On sait que les maisons de retraite sont très attractives pour les investisseurs ce qui est selon moi un gage que c’est un secteur qui rapporte. Ce secteur est un investissement d’avenir puisque le nombre de personnes âgées doublera d’ici 2015 et qu’il y a une forte demande de création de structures d’accueil pour personnes dépendantes. Le secteur public quant à lui s’essouffle à cause des coûts importants de mises aux normes des structures. On sait que le chiffre d'affaires d'Orpea a triplé entre 2004 et 2008 et que son bénéfice net est passé de 19 à 48 millions d'euros. Sur la même période, les revenus de son concurrent Korian ont été multipliés par cinq mais son résultat a seulement triplé. On sait également que les tarifs qui vont de 60 à 100 euros par jour en moyenne dépassent de beaucoup le revenu moyen des personnes âgées, environ 1700 euros par mois. Les EHPADs privées visent essentiellement les personnes âgées les plus aisées.

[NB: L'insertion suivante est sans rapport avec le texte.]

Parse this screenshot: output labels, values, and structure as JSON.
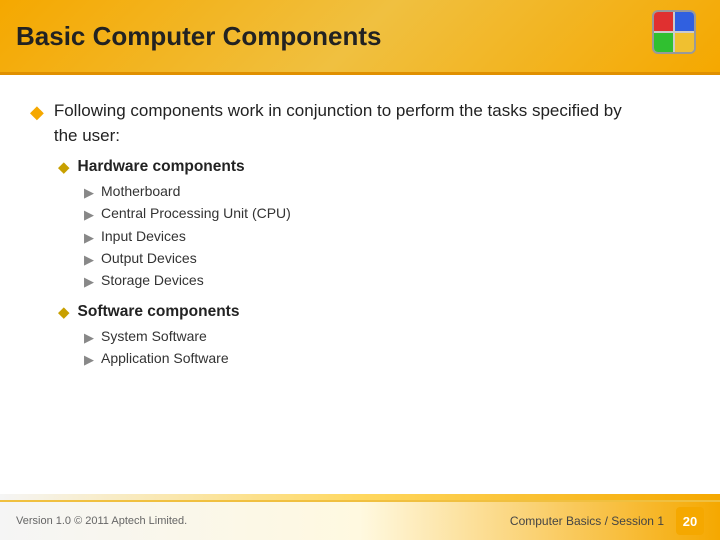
{
  "header": {
    "title": "Basic Computer Components"
  },
  "content": {
    "level1_bullet": "◆",
    "intro_text_line1": "Following components work in conjunction to perform the tasks specified by",
    "intro_text_line2": "the user:",
    "sections": [
      {
        "label": "Hardware components",
        "items": [
          "Motherboard",
          "Central Processing Unit (CPU)",
          "Input Devices",
          "Output Devices",
          "Storage Devices"
        ]
      },
      {
        "label": "Software components",
        "items": [
          "System Software",
          "Application Software"
        ]
      }
    ]
  },
  "footer": {
    "version": "Version 1.0 © 2011 Aptech Limited.",
    "course": "Computer Basics / Session 1",
    "page": "20"
  }
}
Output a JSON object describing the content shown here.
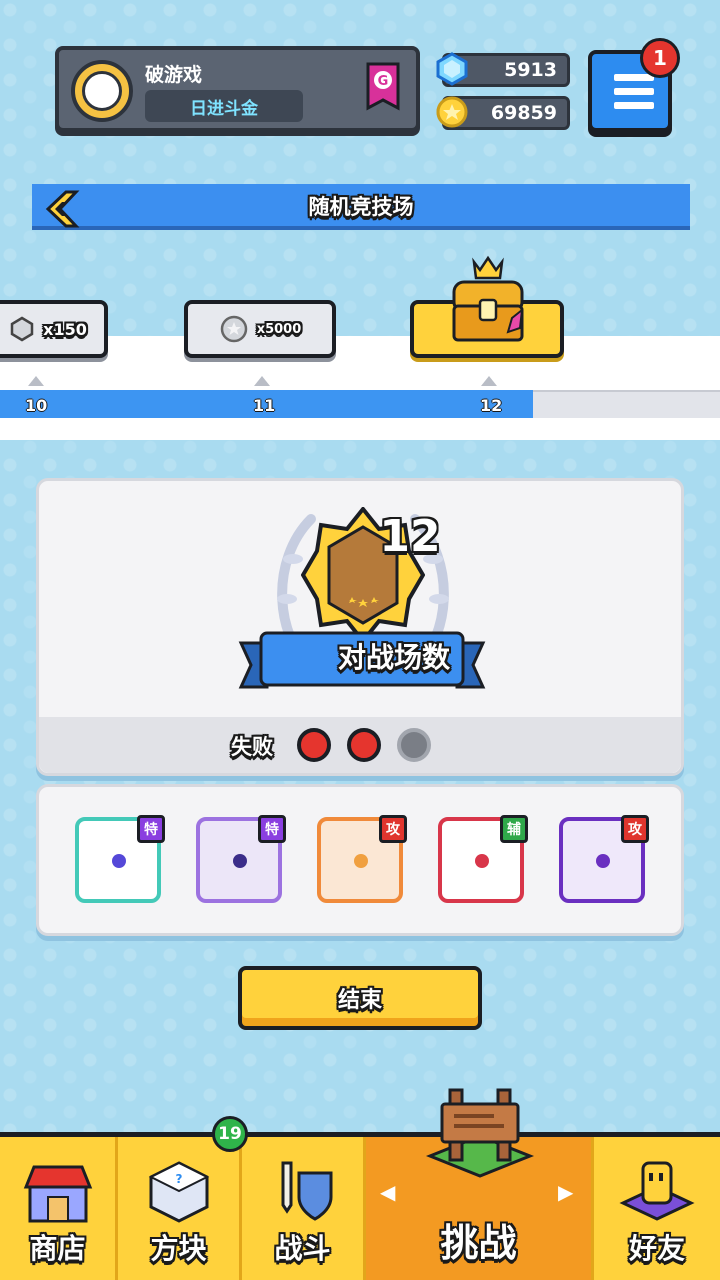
{
  "player": {
    "name": "破游戏",
    "title": "日进斗金",
    "rank_badge": "G"
  },
  "currency": {
    "gems": "5913",
    "coins": "69859"
  },
  "menu": {
    "badge_count": "1"
  },
  "header": {
    "title": "随机竞技场"
  },
  "reward_track": {
    "rewards": [
      {
        "amount": "x150",
        "icon": "gem-icon"
      },
      {
        "amount": "x5000",
        "icon": "coin-icon"
      },
      {
        "amount": "",
        "icon": "treasure-chest-icon"
      }
    ],
    "ticks": [
      "10",
      "11",
      "12"
    ],
    "progress_fraction": 0.74
  },
  "battle": {
    "count": "12",
    "ribbon_label": "对战场数",
    "loss_label": "失败",
    "losses": 2,
    "max_losses": 3
  },
  "skills": [
    {
      "tag": "特",
      "tag_color": "#8a3fe0",
      "border": "#43c9b8",
      "dot": "#5548d8",
      "icon": "hands-orb-icon"
    },
    {
      "tag": "特",
      "tag_color": "#8a3fe0",
      "border": "#9c72e0",
      "dot": "#3b2d8a",
      "icon": "shatter-orb-icon"
    },
    {
      "tag": "攻",
      "tag_color": "#e0352e",
      "border": "#f08a3a",
      "dot": "#f0a040",
      "icon": "target-orb-icon"
    },
    {
      "tag": "辅",
      "tag_color": "#2fa84a",
      "border": "#d8364a",
      "dot": "#d8364a",
      "icon": "sparkle-orb-icon"
    },
    {
      "tag": "攻",
      "tag_color": "#e0352e",
      "border": "#6a2fc0",
      "dot": "#6a2fc0",
      "icon": "dragon-orb-icon"
    }
  ],
  "end_button": {
    "label": "结束"
  },
  "nav": {
    "shop": "商店",
    "cubes": "方块",
    "cubes_badge": "19",
    "battle": "战斗",
    "challenge": "挑战",
    "friends": "好友"
  },
  "colors": {
    "accent_blue": "#3c8ff0",
    "accent_yellow": "#ffd23c",
    "nav_active": "#f39a22",
    "background": "#a9dbf0"
  }
}
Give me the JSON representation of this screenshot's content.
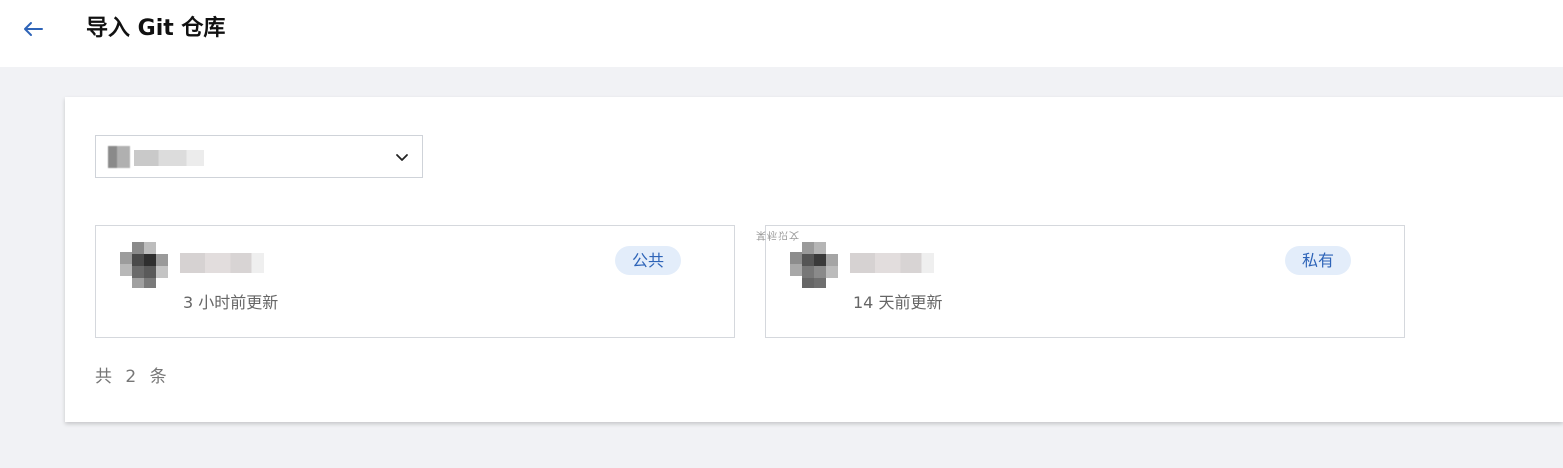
{
  "header": {
    "title": "导入 Git 仓库",
    "back_icon": "arrow-left-icon"
  },
  "account_select": {
    "selected_value": "",
    "icon": "chevron-down-icon"
  },
  "repos": [
    {
      "name": "",
      "updated": "3 小时前更新",
      "visibility": "公共"
    },
    {
      "name": "",
      "updated": "14 天前更新",
      "visibility": "私有"
    }
  ],
  "watermark_text": "某标识文",
  "pagination": {
    "total_text": "共 2 条"
  },
  "colors": {
    "accent": "#2e64b8",
    "badge_bg": "#e3edfa",
    "page_bg": "#f1f2f5"
  }
}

Le groupe de l’EHPAD dans lequel j’ai travaillé cet été  affiche de très bons résultats sur les trois premiers trimestres 2011 avec un chiffre d’affaire en hausse de 9.4 % et un CA total de 744,5 millions d’euros. Il s’assure d’ores et déjà une croissance de 30% sur la période 2010-2013.  Les résidents de la structure paient 3000 euros par mois ce qui est la norme en région parisienne. Moralité ça n’est pas une histoire d’argent !! Augmenter les effectifs soignants, c’est améliorer les conditions de travail, stabiliser les équipes, diminuer le personnel en situation de précarité, diminuer les situations de Maltraitance, améliorer la qualité de vie des seniors.


Les rapports institutionnels français, européens et mondiaux font le constat suivant : la maltraitance est, entre autres,  le résultat d’une surcharge et d’un effort de travail trop intense ainsi que le manque de qualification des soignants.  Mais les mesures mises en place ne traitent que le problème en surface : on noie le poisson avec des résolutions superficielles comme des campagnes d’information et de prévention ainsi que des réunions de travail sur la Bientraitance. J’aimerai comprendre pourquoi les gouvernements n’imposent pas aux EHPAD un gonflement des effectifs soignants, une interdiction de faire travailler des ASH faisant fonction aides-soignants.  Je pense qu’avec ces deux mesures, les conditions de travail seraient bien meilleures et que du même coup cela augmenterait l’attractivité du secteur gériatrique.